While the Indians followed Smith and his compatriots to make sure he told the truth, Smith told Girard that if his true identity was compromised to ensure the return of the American orders to Postmaster Abbott in Detroit. The Indians eventually stopped following Smith and he ultimately reached Mackinac. However, unknown to Smith was that the fort had been taken by the British just days earlier. Flying an American flag on the canoe to the island, Smith was taken prisoner by British forces. Smith's imprisonment did not last long as he hired three Indians to smuggle himself and his crew out. Hiding in canoes down the Au Sable River, Girard and Smith eventually made it back to Detroit.

== Flint ==
Smith is credited as the first European settler in Flint, Michigan. He located his first trading post there in 1810 where the Saginaw Trail from the Detroit River and Grand Traverse of the Flint River separate and lead to Saginaw and Birch Run – a central point which made it very easy to trade with the Native Americans.

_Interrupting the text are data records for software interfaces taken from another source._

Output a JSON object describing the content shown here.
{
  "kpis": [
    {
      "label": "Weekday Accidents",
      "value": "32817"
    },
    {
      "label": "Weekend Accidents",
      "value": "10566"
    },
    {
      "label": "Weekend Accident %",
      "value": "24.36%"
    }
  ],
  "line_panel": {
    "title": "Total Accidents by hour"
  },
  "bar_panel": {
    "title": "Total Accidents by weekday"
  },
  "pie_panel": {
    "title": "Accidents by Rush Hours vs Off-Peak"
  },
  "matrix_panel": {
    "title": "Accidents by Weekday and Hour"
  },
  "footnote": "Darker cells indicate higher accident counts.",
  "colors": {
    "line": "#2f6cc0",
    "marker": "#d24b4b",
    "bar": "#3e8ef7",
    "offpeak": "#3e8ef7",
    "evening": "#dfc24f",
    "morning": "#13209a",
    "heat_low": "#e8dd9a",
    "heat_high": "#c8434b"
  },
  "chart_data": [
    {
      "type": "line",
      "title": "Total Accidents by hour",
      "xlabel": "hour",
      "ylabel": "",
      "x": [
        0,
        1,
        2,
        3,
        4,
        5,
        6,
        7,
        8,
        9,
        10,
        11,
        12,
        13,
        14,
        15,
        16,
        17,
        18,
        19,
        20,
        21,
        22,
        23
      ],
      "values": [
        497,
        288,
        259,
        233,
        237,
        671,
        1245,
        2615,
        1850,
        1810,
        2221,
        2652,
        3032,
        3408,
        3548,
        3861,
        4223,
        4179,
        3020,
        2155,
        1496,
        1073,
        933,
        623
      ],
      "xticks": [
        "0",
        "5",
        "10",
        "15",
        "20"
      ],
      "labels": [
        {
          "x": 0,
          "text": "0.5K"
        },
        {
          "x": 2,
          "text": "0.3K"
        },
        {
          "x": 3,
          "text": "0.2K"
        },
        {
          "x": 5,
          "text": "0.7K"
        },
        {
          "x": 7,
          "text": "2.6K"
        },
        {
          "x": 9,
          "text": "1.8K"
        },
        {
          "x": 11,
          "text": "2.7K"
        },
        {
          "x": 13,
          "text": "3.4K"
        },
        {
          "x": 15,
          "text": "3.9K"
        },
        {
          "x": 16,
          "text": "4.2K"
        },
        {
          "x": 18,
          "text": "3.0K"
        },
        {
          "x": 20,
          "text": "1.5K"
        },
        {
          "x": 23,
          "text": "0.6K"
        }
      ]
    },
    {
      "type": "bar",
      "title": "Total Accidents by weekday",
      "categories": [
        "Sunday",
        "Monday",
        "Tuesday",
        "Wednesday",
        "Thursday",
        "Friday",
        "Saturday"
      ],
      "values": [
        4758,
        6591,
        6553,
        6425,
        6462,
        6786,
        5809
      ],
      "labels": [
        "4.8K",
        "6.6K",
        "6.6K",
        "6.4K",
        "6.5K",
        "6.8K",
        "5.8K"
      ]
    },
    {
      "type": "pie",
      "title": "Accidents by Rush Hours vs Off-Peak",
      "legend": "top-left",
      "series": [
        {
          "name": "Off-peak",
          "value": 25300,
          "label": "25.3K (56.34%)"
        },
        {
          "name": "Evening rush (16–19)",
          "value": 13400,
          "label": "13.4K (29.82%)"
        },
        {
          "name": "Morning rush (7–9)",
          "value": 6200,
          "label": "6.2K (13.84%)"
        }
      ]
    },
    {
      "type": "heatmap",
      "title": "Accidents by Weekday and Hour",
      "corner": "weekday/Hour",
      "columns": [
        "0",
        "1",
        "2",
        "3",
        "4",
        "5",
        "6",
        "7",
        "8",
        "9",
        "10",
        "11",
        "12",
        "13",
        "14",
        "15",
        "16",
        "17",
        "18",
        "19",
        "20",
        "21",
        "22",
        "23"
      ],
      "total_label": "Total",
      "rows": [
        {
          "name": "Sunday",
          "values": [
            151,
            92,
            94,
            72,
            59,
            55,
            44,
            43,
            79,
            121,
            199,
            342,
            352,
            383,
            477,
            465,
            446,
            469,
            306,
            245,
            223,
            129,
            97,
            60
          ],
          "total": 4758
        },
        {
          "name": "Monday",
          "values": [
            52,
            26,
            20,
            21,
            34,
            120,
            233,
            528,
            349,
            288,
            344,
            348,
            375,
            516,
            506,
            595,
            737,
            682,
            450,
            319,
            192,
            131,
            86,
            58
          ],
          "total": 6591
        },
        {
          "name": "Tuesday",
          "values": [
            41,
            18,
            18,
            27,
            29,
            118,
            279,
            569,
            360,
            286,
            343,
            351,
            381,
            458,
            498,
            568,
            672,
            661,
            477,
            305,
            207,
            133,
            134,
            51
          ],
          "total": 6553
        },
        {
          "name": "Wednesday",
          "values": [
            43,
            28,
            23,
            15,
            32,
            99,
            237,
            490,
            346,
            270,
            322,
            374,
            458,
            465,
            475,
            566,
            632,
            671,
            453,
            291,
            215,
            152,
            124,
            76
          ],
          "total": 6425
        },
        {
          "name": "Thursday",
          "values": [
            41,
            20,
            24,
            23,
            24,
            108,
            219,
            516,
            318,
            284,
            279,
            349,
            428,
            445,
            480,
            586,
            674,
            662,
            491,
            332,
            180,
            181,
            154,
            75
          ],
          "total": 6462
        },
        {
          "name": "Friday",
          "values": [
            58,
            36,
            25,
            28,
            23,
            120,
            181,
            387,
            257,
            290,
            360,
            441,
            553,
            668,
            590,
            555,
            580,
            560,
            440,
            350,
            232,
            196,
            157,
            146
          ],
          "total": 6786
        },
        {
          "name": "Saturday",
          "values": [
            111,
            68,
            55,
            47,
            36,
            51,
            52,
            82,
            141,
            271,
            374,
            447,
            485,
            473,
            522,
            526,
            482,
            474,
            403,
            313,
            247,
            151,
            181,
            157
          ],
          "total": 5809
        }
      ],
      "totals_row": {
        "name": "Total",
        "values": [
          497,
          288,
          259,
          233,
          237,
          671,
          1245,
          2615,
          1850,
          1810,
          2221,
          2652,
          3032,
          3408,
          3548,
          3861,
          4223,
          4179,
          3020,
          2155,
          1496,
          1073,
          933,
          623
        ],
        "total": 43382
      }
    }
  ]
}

While Smith's trading post was founded in 1810, it was not his permanent residence as he continued to live in Detroit until 1819. After the death of his wife, Mary Reed, and the signing of the Treaty of Saginaw, Smith built a sizeable log trading store in Flint in 1819. This became his permanent residence until his death and was the first building erected by Europeans in present-day Genesee County.

== Death and legacy ==
Before the 1819 Treaty of Saginaw, Smith lived in Detroit at the current corner of Woodbridge Street and Woodward Avenue. His family continued to live there after his death in 1825 while Smith's son-in-law, Major John Garland, took possession of the trading post in Flint. Smith, the earliest European pioneer in Flint, also became the first settler to die in Genesee County after passing in poor condition in 1825 from heart problems.

=== Treaty controversies ===
In the 1819 Treaty of Saginaw, many Native American names were listed to receive the various reservations outlined in the compromise. Later, five of the eleven reservations came under intense national debate. Smith wrote into the treaty five Native American names that were willed reservation numbers seven, eight, nine, ten, and eleven. After his death, it was discovered that these reservations were actually willed to Jacob Smith's five white children under Native American names that were given to them by Indians who frequented their house in Detroit.

Lewis Cass later wrote about knowing of Smith's plan and added a clause in the treaty to curtail Smith's proposal by outlining that reservations could only be granted to true Indians. The children claimed the land, but the United States government refused to grant the land titles. After petitioning Congress and getting ten of the original 114 Ojibwe chiefs who signed the Treaty of Saginaw to testify that it was the original intention of the treaty that Smith's children would inherit the land, some of the land in the reservations was granted to the Smith family. Although Smith died penniless, his children eventually inherited great sums of property from his work.

=== Legacy ===
Years after both Smith and Ne-o-me, the principal of the four chiefs of the Pewanigos of the Flint River, with whom Smith was very close, had died, the Indians spoke of them as brothers. While Jacob Smith was an influential and controversial figure in his lifetime, his name garners very little attention in Michigan history today. Regardless, his settlement in Flint grew to become a major city that has played a critical role throughout Michigan's history.